Luke Grey Thoroughgood, 20, was on Thursday refused bail in the ACT Magistrates Court, with Magistrate Bernadette Boss saying he posed an unacceptable risk to the community.
The court heard Thoroughgood has intellectual disabilities, mental health problems, drug and alcohol addictions and an IQ of 63.
Ms Boss said it was “exceptionally unsatisfactory for him to be in (jail)” but said there was no suitable place for him to be held.
“It appears that the offender has no insight into his conduct or ability to control himself,” she said.
“I form the view that the defendant presents a significant danger to the community.”
She said the case against Thoroughgood was “a reasonably compelling one”.
He is accused of lighting a grassfire in Deakin in the early hours of Sunday morning, during a total fire ban.
There was no damage to property and crews quickly extinguished the blaze.
Thoroughgood has pleaded not guilty and his lawyer, Michael Kukulies-Smith, said police saw the alleged offending as “misguided rather than malicious”.
Thoroughgood’s mother, Joanne Grey, told the court she would have been prepared to rent a place to stay with her son away from the family home because of a barrage of online threats against him.

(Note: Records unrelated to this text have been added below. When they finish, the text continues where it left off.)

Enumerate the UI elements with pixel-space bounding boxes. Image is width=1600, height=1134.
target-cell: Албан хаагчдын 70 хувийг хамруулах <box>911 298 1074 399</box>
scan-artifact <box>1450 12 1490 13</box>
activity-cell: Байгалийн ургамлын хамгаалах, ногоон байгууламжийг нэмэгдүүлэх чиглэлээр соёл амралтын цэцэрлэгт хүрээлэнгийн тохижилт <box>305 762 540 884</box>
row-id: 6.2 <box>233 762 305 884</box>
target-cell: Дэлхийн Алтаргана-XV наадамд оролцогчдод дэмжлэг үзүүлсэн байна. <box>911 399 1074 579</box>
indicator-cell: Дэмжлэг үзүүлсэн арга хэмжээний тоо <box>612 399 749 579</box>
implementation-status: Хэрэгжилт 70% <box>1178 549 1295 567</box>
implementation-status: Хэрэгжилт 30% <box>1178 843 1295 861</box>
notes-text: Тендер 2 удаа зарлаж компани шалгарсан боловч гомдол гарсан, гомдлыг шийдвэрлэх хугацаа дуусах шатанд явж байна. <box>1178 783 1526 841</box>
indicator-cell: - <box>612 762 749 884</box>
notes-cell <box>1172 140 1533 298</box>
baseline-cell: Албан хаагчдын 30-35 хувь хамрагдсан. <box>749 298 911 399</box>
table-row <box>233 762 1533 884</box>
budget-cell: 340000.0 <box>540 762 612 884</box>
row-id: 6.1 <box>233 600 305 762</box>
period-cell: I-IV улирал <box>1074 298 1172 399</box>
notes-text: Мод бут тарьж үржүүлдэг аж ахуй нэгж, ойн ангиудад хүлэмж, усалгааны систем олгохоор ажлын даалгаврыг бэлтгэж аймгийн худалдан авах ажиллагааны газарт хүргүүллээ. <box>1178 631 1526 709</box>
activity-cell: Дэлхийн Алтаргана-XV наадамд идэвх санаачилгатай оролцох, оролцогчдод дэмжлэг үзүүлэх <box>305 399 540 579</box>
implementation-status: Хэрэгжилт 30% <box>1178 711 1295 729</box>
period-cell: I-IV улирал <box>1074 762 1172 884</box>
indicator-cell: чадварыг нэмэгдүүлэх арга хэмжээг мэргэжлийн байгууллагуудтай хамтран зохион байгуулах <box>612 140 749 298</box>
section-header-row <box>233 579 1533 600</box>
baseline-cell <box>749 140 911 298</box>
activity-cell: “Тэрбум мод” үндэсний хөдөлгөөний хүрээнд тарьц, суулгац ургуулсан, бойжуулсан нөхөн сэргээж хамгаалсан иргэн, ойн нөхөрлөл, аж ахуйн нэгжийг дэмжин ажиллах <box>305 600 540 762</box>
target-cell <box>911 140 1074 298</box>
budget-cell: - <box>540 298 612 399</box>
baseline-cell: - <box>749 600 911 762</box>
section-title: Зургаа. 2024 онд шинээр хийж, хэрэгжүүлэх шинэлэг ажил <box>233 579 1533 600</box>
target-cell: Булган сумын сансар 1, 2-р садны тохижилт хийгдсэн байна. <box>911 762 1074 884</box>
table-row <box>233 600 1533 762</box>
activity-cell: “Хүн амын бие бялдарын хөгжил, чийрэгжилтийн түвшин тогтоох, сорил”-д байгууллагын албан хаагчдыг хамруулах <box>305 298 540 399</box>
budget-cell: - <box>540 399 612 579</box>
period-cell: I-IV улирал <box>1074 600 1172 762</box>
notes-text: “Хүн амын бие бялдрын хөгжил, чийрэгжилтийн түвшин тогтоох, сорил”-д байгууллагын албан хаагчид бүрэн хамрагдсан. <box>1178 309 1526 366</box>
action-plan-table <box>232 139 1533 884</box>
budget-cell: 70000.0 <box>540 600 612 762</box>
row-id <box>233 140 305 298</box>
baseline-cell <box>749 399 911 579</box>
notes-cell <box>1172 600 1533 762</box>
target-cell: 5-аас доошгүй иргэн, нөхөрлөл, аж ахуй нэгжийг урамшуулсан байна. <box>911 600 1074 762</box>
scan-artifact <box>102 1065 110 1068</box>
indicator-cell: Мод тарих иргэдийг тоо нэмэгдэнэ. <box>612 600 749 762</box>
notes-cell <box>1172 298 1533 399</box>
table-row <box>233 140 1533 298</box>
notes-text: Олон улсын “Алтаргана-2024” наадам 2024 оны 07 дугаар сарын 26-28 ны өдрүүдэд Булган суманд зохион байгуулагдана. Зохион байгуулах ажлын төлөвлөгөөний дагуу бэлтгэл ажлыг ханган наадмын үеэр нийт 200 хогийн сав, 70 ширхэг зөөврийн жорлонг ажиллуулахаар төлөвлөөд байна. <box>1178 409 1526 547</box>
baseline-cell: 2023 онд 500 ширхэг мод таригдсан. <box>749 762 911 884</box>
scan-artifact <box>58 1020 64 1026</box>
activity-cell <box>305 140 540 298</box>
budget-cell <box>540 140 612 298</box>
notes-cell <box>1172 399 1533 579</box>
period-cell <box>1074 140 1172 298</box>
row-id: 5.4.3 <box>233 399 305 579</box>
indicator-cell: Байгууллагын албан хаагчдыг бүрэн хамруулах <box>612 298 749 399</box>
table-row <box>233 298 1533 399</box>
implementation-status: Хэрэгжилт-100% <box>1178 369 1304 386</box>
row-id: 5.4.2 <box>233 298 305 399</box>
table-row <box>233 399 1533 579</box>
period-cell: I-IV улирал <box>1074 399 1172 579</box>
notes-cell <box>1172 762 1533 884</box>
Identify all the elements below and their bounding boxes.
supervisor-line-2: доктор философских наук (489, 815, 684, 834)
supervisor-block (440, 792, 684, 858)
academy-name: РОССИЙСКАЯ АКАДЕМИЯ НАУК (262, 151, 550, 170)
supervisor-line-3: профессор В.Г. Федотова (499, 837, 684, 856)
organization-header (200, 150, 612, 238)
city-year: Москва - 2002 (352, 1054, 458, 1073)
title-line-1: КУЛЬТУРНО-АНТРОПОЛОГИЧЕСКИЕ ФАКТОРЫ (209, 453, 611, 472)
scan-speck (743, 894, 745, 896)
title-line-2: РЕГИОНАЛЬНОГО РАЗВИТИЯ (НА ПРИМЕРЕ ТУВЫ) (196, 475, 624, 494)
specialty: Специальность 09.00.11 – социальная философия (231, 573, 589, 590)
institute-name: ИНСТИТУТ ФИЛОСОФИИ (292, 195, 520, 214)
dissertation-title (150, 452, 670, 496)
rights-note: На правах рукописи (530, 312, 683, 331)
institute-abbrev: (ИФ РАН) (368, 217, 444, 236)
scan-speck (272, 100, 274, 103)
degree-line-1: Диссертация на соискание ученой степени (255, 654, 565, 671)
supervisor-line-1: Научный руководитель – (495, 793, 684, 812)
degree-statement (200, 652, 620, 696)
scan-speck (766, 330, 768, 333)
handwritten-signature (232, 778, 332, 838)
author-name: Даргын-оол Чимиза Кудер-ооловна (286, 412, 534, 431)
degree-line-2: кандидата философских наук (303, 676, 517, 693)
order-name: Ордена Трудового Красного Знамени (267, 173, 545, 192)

Those messages include threats burn him alive, run him over and sodomise him with barbed wire.
Some of the people making threats against him knew where the family home was and the threats have continued inside jail since her son was locked up on the weekend, Ms Grey told the court.
Ms Grey said she had been trying to get her son into rehab interstate, and was looking for a place “in the middle of nowhere” for her son to go.
Ms Grey said her son had been mixing with a bad crowd in recent months.
“I most recently found out there was ice involved as well,” she said.
“He needs drug rehabilitation and he needs assistance with his mental health problems.”
Thoroughgood returns to court at a later date.